My little blog found itself alone now on a cold barren ice wasteland known as Live Journal, where its first coughs developed I believe. Life there was short, as I moved quickly to Google’s Blogger, before the zombie hordes of LJ set upon me with inquiries as to why I wasn’t writing about Green Issues or joining them in ganging up on whatever other blogger they happened to disagree with that week.

The move from Live Journal to Blogger, and the Steady Decline into Physical Sickness and Dangerous Insanity
One of the causes of this journal’s present state does have to do with the couple moves to new locations and the loss of readership as people fell from the wagon train only to be devoured by scavengers or the natives. But let’s be honest, an even larger part has to due with my loss of focus over time leaving readers fed up and lost to the saloons unable to afford whores or being killed during a poker game gone wrong….I have no idea where the wild west references are coming from.
I started writing these posts in a time of serious transition, having just come out of a relationship unexpectedly, quitting my job, moving to New York, leaving New York, finding myself in Denver. It was a few years of a seemingly endless Limbo….and writing ridiculous things to an unseen audience was in some way cathartic. But with the settling here in Colorado came a new focus, I suppose.

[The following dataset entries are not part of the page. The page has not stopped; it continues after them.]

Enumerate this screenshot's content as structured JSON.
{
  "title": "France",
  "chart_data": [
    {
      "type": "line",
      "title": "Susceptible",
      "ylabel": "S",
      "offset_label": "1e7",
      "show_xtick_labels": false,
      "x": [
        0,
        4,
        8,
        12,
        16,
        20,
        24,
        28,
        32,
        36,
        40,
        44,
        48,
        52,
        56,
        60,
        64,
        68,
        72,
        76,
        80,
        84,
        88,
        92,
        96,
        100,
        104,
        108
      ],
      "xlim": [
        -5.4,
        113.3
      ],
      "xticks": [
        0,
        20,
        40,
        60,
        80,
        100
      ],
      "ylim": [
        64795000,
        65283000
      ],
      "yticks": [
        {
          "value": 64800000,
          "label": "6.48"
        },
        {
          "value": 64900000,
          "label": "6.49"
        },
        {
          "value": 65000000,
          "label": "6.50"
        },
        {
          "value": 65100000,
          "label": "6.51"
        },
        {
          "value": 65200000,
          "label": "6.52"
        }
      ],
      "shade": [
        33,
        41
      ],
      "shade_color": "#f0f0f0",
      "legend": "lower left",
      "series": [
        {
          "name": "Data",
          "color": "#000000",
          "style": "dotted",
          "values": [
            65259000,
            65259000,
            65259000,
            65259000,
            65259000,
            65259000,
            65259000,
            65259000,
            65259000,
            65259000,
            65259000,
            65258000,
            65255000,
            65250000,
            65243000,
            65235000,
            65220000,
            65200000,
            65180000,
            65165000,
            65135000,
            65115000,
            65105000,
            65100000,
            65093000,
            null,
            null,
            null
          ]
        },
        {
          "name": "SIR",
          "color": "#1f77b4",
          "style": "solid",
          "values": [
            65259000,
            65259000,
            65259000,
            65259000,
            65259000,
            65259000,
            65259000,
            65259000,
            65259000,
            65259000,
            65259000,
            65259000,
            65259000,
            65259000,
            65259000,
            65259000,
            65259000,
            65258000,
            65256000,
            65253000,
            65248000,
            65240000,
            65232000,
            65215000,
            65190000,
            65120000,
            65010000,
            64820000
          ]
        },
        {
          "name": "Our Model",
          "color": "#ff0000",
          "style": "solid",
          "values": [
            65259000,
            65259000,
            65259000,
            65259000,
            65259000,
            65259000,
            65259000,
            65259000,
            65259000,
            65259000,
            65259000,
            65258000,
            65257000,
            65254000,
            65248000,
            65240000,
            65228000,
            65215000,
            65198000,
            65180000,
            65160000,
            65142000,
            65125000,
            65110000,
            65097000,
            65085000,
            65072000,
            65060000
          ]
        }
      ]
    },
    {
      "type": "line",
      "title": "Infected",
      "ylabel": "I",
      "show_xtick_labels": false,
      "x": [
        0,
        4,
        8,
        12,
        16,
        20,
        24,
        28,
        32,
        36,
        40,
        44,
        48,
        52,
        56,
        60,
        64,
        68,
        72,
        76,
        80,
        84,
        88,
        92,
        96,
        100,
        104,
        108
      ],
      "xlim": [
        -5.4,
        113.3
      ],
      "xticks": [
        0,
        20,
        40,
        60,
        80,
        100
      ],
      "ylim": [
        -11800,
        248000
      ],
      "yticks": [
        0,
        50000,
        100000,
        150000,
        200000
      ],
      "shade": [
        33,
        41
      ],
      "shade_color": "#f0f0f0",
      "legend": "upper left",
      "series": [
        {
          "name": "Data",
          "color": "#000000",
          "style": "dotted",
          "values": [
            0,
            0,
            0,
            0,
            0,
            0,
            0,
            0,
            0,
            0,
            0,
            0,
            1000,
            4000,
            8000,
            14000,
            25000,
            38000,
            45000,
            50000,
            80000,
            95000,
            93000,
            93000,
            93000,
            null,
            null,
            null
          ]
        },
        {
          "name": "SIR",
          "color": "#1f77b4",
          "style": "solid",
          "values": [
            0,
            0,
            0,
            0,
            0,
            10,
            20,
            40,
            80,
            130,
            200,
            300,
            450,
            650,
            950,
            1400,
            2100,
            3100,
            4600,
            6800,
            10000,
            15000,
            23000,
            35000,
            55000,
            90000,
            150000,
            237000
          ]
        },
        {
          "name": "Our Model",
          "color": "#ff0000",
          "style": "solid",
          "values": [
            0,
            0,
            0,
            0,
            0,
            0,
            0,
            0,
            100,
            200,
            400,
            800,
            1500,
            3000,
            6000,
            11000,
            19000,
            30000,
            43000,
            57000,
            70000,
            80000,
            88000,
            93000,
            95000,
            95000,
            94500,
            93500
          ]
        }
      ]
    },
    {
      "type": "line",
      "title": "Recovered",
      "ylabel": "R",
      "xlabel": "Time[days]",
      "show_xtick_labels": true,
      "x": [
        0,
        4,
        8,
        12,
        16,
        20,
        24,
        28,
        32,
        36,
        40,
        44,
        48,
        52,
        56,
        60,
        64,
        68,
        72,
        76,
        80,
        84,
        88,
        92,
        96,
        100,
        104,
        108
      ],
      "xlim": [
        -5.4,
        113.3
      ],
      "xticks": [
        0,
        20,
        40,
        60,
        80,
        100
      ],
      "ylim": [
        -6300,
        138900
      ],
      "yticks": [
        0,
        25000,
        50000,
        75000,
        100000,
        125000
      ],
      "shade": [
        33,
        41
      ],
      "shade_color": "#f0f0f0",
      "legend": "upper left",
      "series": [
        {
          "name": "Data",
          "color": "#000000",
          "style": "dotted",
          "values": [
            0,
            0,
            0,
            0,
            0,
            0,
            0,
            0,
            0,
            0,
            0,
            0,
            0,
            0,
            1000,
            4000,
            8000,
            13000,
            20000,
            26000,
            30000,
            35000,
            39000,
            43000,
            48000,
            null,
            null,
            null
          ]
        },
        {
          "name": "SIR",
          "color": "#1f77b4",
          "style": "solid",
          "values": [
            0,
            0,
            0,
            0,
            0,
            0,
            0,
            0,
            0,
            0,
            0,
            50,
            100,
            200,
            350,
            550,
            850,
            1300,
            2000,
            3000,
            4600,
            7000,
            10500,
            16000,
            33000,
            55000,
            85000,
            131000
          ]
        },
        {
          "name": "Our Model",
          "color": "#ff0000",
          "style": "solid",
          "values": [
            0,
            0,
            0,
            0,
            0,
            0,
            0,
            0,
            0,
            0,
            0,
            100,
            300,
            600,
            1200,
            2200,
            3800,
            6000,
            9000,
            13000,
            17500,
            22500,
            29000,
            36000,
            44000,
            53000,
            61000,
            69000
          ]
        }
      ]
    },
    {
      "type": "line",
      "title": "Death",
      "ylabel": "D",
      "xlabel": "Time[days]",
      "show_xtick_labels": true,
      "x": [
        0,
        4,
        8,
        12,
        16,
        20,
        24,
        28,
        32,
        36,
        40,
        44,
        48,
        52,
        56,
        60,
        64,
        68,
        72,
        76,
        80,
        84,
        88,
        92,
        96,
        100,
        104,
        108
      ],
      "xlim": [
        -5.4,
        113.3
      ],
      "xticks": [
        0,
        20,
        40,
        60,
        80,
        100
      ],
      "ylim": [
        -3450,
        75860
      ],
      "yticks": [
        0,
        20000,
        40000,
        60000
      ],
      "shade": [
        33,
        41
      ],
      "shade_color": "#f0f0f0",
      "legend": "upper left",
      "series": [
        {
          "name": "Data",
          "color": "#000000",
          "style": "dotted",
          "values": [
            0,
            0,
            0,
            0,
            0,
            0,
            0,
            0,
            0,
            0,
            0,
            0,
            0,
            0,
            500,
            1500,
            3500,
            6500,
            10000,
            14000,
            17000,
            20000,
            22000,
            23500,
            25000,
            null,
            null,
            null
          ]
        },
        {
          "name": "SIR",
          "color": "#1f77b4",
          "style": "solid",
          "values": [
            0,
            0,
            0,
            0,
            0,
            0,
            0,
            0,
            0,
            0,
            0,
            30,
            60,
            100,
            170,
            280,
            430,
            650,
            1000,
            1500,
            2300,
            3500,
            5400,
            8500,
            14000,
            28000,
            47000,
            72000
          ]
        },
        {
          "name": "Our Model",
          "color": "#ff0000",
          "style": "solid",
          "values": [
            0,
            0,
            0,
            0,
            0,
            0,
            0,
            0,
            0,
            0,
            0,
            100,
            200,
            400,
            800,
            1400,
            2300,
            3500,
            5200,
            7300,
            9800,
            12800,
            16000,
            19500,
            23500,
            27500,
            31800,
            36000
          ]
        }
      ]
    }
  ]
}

I had the intentions of taking my passion more serious and having the blog reflect that. I think you few readers left know how that has gone (queue tumbleweed bouncing by). The blog has suffered serious neglect the past few years I’ve lived here, leaving in this present state of long few and far between ramblings, wild eyed and stinking of moose piss. And while I believe that my intentions to make the blog appear more “professional” were good, I have to admit to myself and to you that there really is almost nothing professional about me.
My mother summed me up almost perfectly years ago with the phrase “Just Because”. I was her ‘Just Because Son’, due to the fact that whenever questioned on why I would draw or write or do the things that I did, that was typically my response. The second that there was meaning or a goal attached to something, I would almost always lose interest.
I’m still this way. And I think it’s the primary reason for this blog’s neglect. It’s not that I couldn’t write about my artwork in a professional matter, it’s that trying to do so exclusively made any and all updates painfully unappealing to me….and apparently I left the blog locked in a dark basement with a damp sponge for nourishment.

Where does all this bring us? Am I giving the blog pills and the promise of a new start in a room with sun, or am I just giving it a small break while I polish the shotgun? I don’t know. I didn’t intend for this post to ramble on this long, so maybe that’s a good sign that I’m letting go and getting back to the “Just Because” reason for writing (good sign for who, I couldn’t say)….or maybe I accidentally left the basement door unlocked and this here journal is wandering around some looking for toast crusts before I kick it back down the stairs and take away it’s cartoon Sunday privileges. We’ll all just have to wait and see……just because.